Improving Prior Authorization Processes
Prior authorization is a time-consuming process that can burden providers, divert valuable resources away from direct patient care, and cause delays in patient access to needed treatment. This process is particularly burdensome on the CF community as people with CF must adhere to intensive, ongoing treatment plans in order to stay healthy. Prior authorization policies present a unique set of challenges for people with CF and other lifelong, chronic diseases. For CF patients, their diagnosis will never change; they will take many of the same drugs throughout their lifetime and it is unnecessary to require providers to continuously request reauthorizations and provide duplicative information in order to demonstrate the medical necessity of these therapies.
We appreciate CMS’ efforts to align Medicare’s prior authorization request for fee-for-service hospital outpatient services with the CMS’ recently finalized Interoperability and Prior Authorization Final Rule to seven calendar days, instead of 10 business days. While we agree this will streamline the prior authorization process so that it is the same across payers, the CF Foundation recommends CMS shortening this timeline to 24 hours for expedited review, and 48 hours for standard review, similar to that of prior authorization requests for Medicare Part B drug review. For people with CF, delays in obtaining services and treatments can result in clinical decline and the potential for negative health outcomes. According to preliminary evidence from the CF Foundation patient registry, a 7-day interruption in one patient’s chronic CFTR modulator treatment resulted in a significant decrease in lung function, a worsening cough, and a hospitalization requiring intravenous antibiotics. It is imperative that prior authorizations are not a cause of delayed treatment and that they are promptly reviewed with the decision shared in a transparent manner to both the provider and patient.

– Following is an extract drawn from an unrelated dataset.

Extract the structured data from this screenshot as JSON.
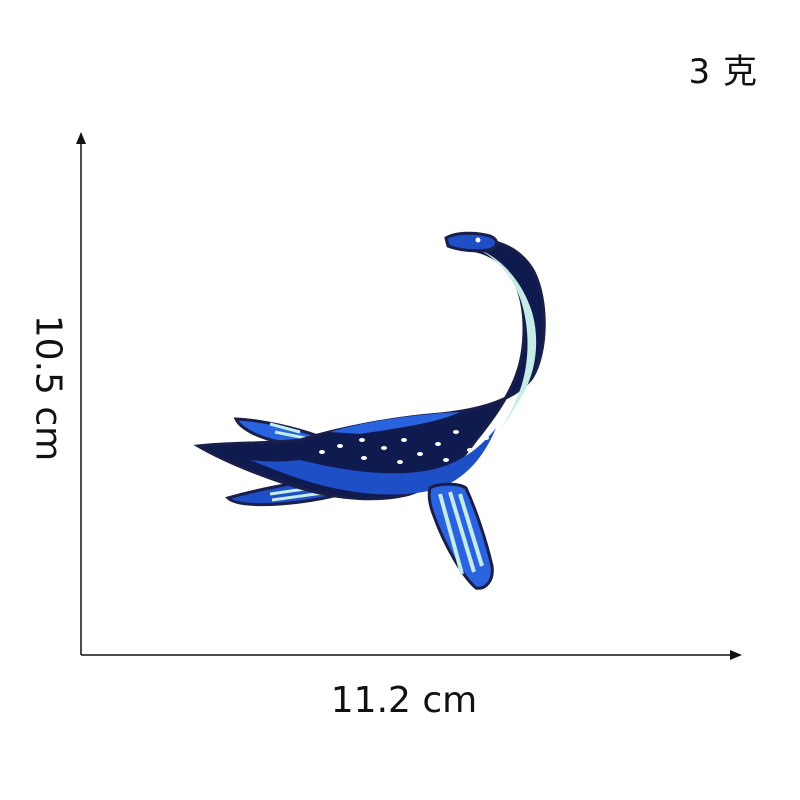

To further expedite the prior authorization process, we recommend CMS explore options such as “gold carding” or automatically approving prior authorizations for providers that have a demonstrated history of prior authorization approvals. As stated, cystic fibrosis has no cure and people with CF take their medications chronically. Further, these medications have clear indications about which patients should take them and do not provide benefit for those who do not meet eligibility requirements. Having to regularly go through the reauthorization process for life-long treatments causes significant time and administrative burden on both patients and providers. The time care teams spend on treatment authorizations is unnecessary for diseases such as cystic fibrosis and would be better spent providing clinical care. We request that CMS continue to explore ways, such as gold carding, to eliminate this burden and ensure providers are spending their time providing the high-quality care that people with CF require.
The CF Foundation appreciates the opportunity to provide comments on the proposed rule. We look forward to working with CMS on these critical issues to ensure access and affordability for people with CF.